BBD40: Bread with Curd

One of my favorite times of the month is when the theme for Bread Baking Day is announced. The next favorite time is when I find an appropriate recipe and make it happen.

I found just the right recipe for this challenge -- a bread made with cottage cheese (curds) and dill. While the original recipe called for dill seed, I used dill weed. It gave the bread a mild dill flavor, pleasant but not too crazy. The cottage cheese provided a lovely moistness and texture.

Here's the dough, resting before shaping. (Notice the bits of dill weed?)
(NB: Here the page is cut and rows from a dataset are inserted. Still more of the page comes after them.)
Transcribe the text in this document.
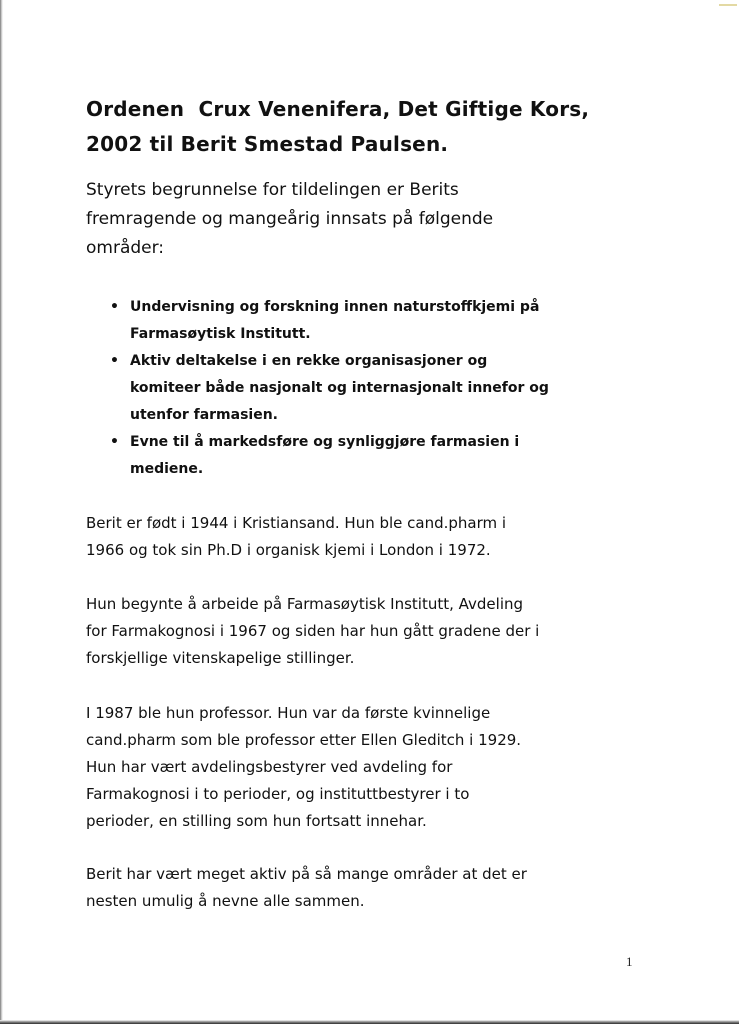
Ordenen  Crux Venenifera, Det Giftige Kors,
2002 til Berit Smestad Paulsen.
Styrets begrunnelse for tildelingen er Berits
fremragende og mangeårig innsats på følgende
områder:
• Undervisning og forskning innen naturstoffkjemi på
Farmasøytisk Institutt.
• Aktiv deltakelse i en rekke organisasjoner og
komiteer både nasjonalt og internasjonalt innefor og
utenfor farmasien.
• Evne til å markedsføre og synliggjøre farmasien i
mediene.
Berit er født i 1944 i Kristiansand. Hun ble cand.pharm i
1966 og tok sin Ph.D i organisk kjemi i London i 1972.
Hun begynte å arbeide på Farmasøytisk Institutt, Avdeling
for Farmakognosi i 1967 og siden har hun gått gradene der i
forskjellige vitenskapelige stillinger.
I 1987 ble hun professor. Hun var da første kvinnelige
cand.pharm som ble professor etter Ellen Gleditch i 1929.
Hun har vært avdelingsbestyrer ved avdeling for
Farmakognosi i to perioder, og instituttbestyrer i to
perioder, en stilling som hun fortsatt innehar.
Berit har vært meget aktiv på så mange områder at det er
nesten umulig å nevne alle sammen.
1
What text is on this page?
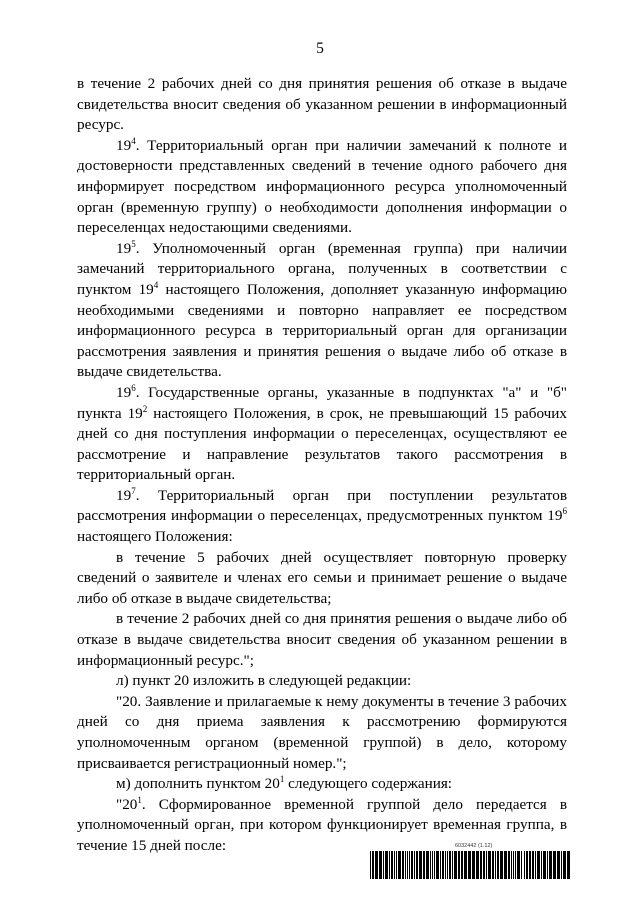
5

в течение 2 рабочих дней со дня принятия решения об отказе в выдаче свидетельства вносит сведения об указанном решении в информационный ресурс.

$19^4$. Территориальный орган при наличии замечаний к полноте и достоверности представленных сведений в течение одного рабочего дня информирует посредством информационного ресурса уполномоченный орган (временную группу) о необходимости дополнения информации о переселенцах недостающими сведениями.

$19^5$. Уполномоченный орган (временная группа) при наличии замечаний территориального органа, полученных в соответствии с пунктом $19^4$ настоящего Положения, дополняет указанную информацию необходимыми сведениями и повторно направляет ее посредством информационного ресурса в территориальный орган для организации рассмотрения заявления и принятия решения о выдаче либо об отказе в выдаче свидетельства.

$19^6$. Государственные органы, указанные в подпунктах "а" и "б" пункта $19^2$ настоящего Положения, в срок, не превышающий 15 рабочих дней со дня поступления информации о переселенцах, осуществляют ее рассмотрение и направление результатов такого рассмотрения в территориальный орган.

$19^7$. Территориальный орган при поступлении результатов рассмотрения информации о переселенцах, предусмотренных пунктом $19^6$ настоящего Положения:

в течение 5 рабочих дней осуществляет повторную проверку сведений о заявителе и членах его семьи и принимает решение о выдаче либо об отказе в выдаче свидетельства;

в течение 2 рабочих дней со дня принятия решения о выдаче либо об отказе в выдаче свидетельства вносит сведения об указанном решении в информационный ресурс.";

л) пункт 20 изложить в следующей редакции:

"20. Заявление и прилагаемые к нему документы в течение 3 рабочих дней со дня приема заявления к рассмотрению формируются уполномоченным органом (временной группой) в дело, которому присваивается регистрационный номер.";

м) дополнить пунктом $20^1$ следующего содержания:

"$20^1$. Сформированное временной группой дело передается в уполномоченный орган, при котором функционирует временная группа, в течение 15 дней после:	6032442 (1.12)
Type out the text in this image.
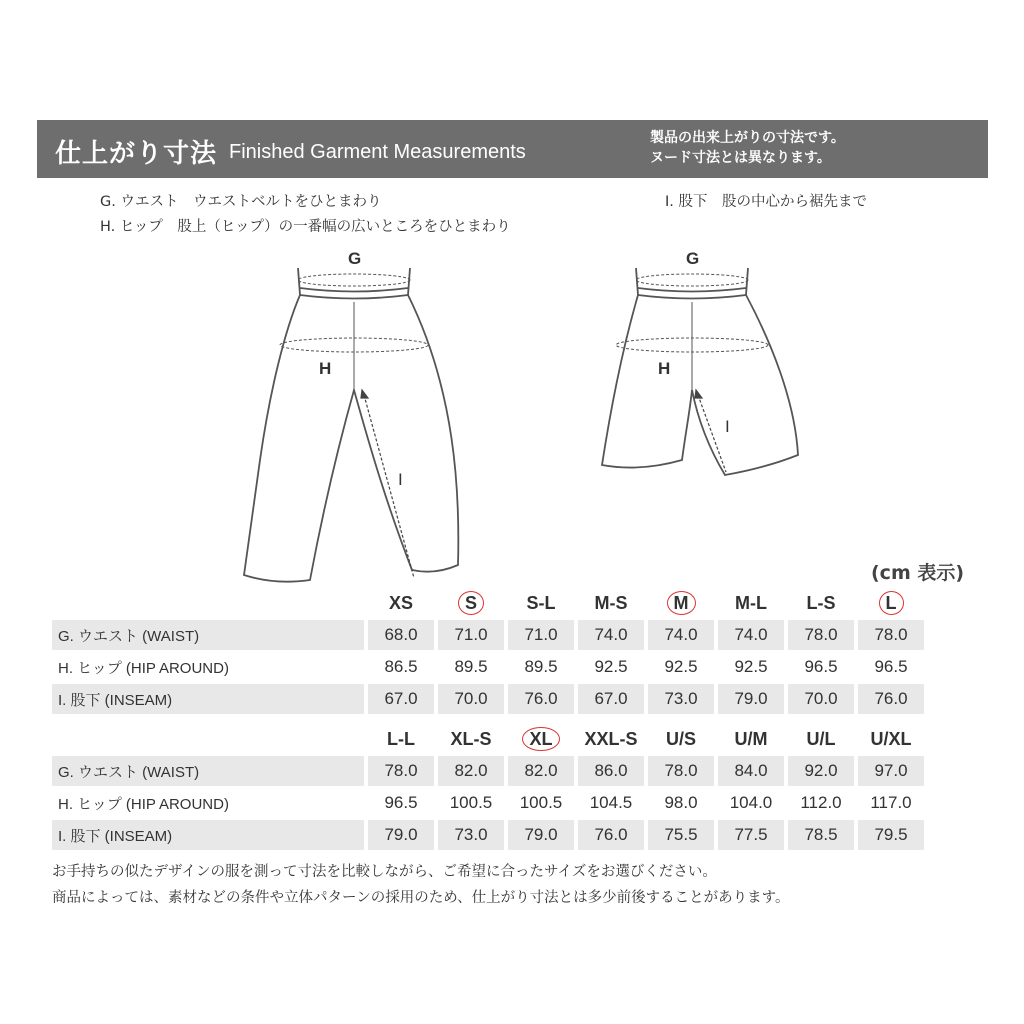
仕上がり寸法 Finished Garment Measurements
製品の出来上がりの寸法です。
ヌード寸法とは異なります。
G. ウエスト　ウエストベルトをひとまわり
H. ヒップ　股上（ヒップ）の一番幅の広いところをひとまわり
I. 股下　股の中心から裾先まで
G
H
I
G
H
I
(cm 表示)
	XS	S	S-L	M-S	M	M-L	L-S	L
G. ウエスト (WAIST)	68.0	71.0	71.0	74.0	74.0	74.0	78.0	78.0
H. ヒップ (HIP AROUND)	86.5	89.5	89.5	92.5	92.5	92.5	96.5	96.5
I. 股下 (INSEAM)	67.0	70.0	76.0	67.0	73.0	79.0	70.0	76.0
	L-L	XL-S	XL	XXL-S	U/S	U/M	U/L	U/XL
G. ウエスト (WAIST)	78.0	82.0	82.0	86.0	78.0	84.0	92.0	97.0
H. ヒップ (HIP AROUND)	96.5	100.5	100.5	104.5	98.0	104.0	112.0	117.0
I. 股下 (INSEAM)	79.0	73.0	79.0	76.0	75.5	77.5	78.5	79.5
お手持ちの似たデザインの服を測って寸法を比較しながら、ご希望に合ったサイズをお選びください。
商品によっては、素材などの条件や立体パターンの採用のため、仕上がり寸法とは多少前後することがあります。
Ready for the final rise. I put the loaf in the oven when it was about 3/4 inch above the top of the pan. I solemnly swear it was still symmetrical at that point.

However, that's not how it came out of the oven. Just what in the heck happened in there while the bread was baking? The oven fairies were out in force.

No matter. It may have looked funny, but it tasted delicious. I'm certain that I will make this again, only I will form it into rolls instead of a loaf. The dough just calls out for that kind of shape.

This month is the 40th Bread Baking Day, and it is being hosted by the beautiful and gracious founder, Zorra. This truly is one of my most favorite baking/bread events, so be sure to stop by Zorra's blog in several days to see the BBD40 Roundup.

Thanks, Zorra!

Dill Bread

1 cup cream-style cottage cheese
1/4 cup water
1 egg
2 tablespoons butter, cut into small pieces
3 cups bread flour
2 teaspoons sugar
2 teaspoons dill seed (I substituted dill weed)
3/4 teaspoon salt
1/8 teaspoon pepper
1 teaspoon active dry yeast

Place all the ingredients into a bread machine according to the manufacturer's directions. Select the manual cycle, then push the button.

When the dough is ready, remove from the bread machine, shape as desired, and let rise for about 45 to 60 minutes, depending on how cool the room is.

Bake at 375 degrees F. for 40 minutes, or until the internal temperature is about 190 degrees F. Cool before slicing or eating.

(adapted from the Better Homes and Gardens Best Bread Machine Recipes)


Lien said...

How funny we made sort of the same recipe: great minds think alike and all that :)
And it's also from a bread machine recipe book too. We could be twins! Your loaf looks great, I think the dill weed is a better choice than the seeds.

zorra said...

Wonderful loaf, and I have to confess I probably prefer the dill weed. Regarding the shape of your bread, perhaps you should give it a longer second rise. Nevertheless it looks great. And thank you for being such a loyal BBD participant!